The fourth case report was written by Hogewind et al., whose patients were three affected members of a two-generation Dutch family (two brothers and their mother). The three of them suffered from hearing loss ranging from moderate to severe and optic neuropathy but they did not have any other symptoms, including the ones usually associated with both Wolfram syndrome and Wolfram-like syndrome (such as diabetes mellitus/insipidus or depression), but they had red-green colour blindness. The elder sibling and the mother were found to have severe hearing loss which heavily diminished their ability at recognizing speech, while the younger brother was relatively okay at doing so. All three individuals were found to have ocular scotomas (also known as blind spot) and neuroretinal rim loss. They were the only affected people with the disorder in their family.

The fifth case report was a re-examination of the Swedish family reported in 1940 by Samuelson et al. The phenotypical variability rate among affected family members was found to be high. Additional details were revealed in this reexamination of the family; the proband of the original study was found to not only suffer from the typical deafness-visual impairment phenotype commonly associated with the syndrome, but they also had hallucinations and depression. Four of their other family members had undergone therapy for anxiety and one of their family members committed suicide. Visual/ocular features included optic atrophy and glaucoma, the latter of which was highly treatable.

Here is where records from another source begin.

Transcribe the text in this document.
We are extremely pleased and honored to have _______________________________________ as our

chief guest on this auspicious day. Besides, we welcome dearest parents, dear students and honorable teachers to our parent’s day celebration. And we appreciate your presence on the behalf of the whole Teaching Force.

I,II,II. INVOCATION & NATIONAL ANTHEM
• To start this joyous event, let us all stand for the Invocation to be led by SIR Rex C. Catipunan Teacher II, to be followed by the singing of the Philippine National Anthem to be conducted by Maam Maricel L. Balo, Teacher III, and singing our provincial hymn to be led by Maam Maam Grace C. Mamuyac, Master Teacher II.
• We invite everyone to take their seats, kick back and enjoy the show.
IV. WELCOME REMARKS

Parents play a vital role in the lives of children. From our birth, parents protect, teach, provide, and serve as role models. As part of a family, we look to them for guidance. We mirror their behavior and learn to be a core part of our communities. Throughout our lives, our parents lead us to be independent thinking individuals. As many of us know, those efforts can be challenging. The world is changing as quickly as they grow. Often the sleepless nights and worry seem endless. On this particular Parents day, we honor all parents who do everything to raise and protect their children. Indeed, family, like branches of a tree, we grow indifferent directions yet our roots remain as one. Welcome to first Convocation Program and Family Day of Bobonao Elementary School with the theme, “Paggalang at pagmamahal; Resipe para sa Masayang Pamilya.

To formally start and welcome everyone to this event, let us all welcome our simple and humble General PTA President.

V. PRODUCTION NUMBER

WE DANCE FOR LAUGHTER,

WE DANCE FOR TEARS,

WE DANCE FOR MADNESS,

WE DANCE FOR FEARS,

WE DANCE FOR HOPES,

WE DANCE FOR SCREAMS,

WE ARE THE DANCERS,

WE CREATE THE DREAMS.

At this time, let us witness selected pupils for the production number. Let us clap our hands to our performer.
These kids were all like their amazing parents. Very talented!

== Relation with Wolfram syndrome ==

Although both conditions are caused by a mutation in the WFS1 gene, they have different phenotypical features and different inheritance patterns. While Wolfram syndrome tends to follow an autosomal recessive inheritance pattern, Wolfram-like syndrome follows an autosomal dominant inheritance pattern. In Wolfram syndrome, symptoms such as intellectual disabilities, ataxia, anosmia, ageusia, and/or sleep apnea, alongside other cardiac and/or endocrine symptoms are absent in Wolfram-like syndrome. The onset of certain symptoms also differs between patients with Wolfram syndrome and patients with Wolfram-like syndrome. Hearing impairments are not present in every person with Wolfram-like syndrome. Wolfram-like syndrome is also known to be less severe than Wolfram syndrome.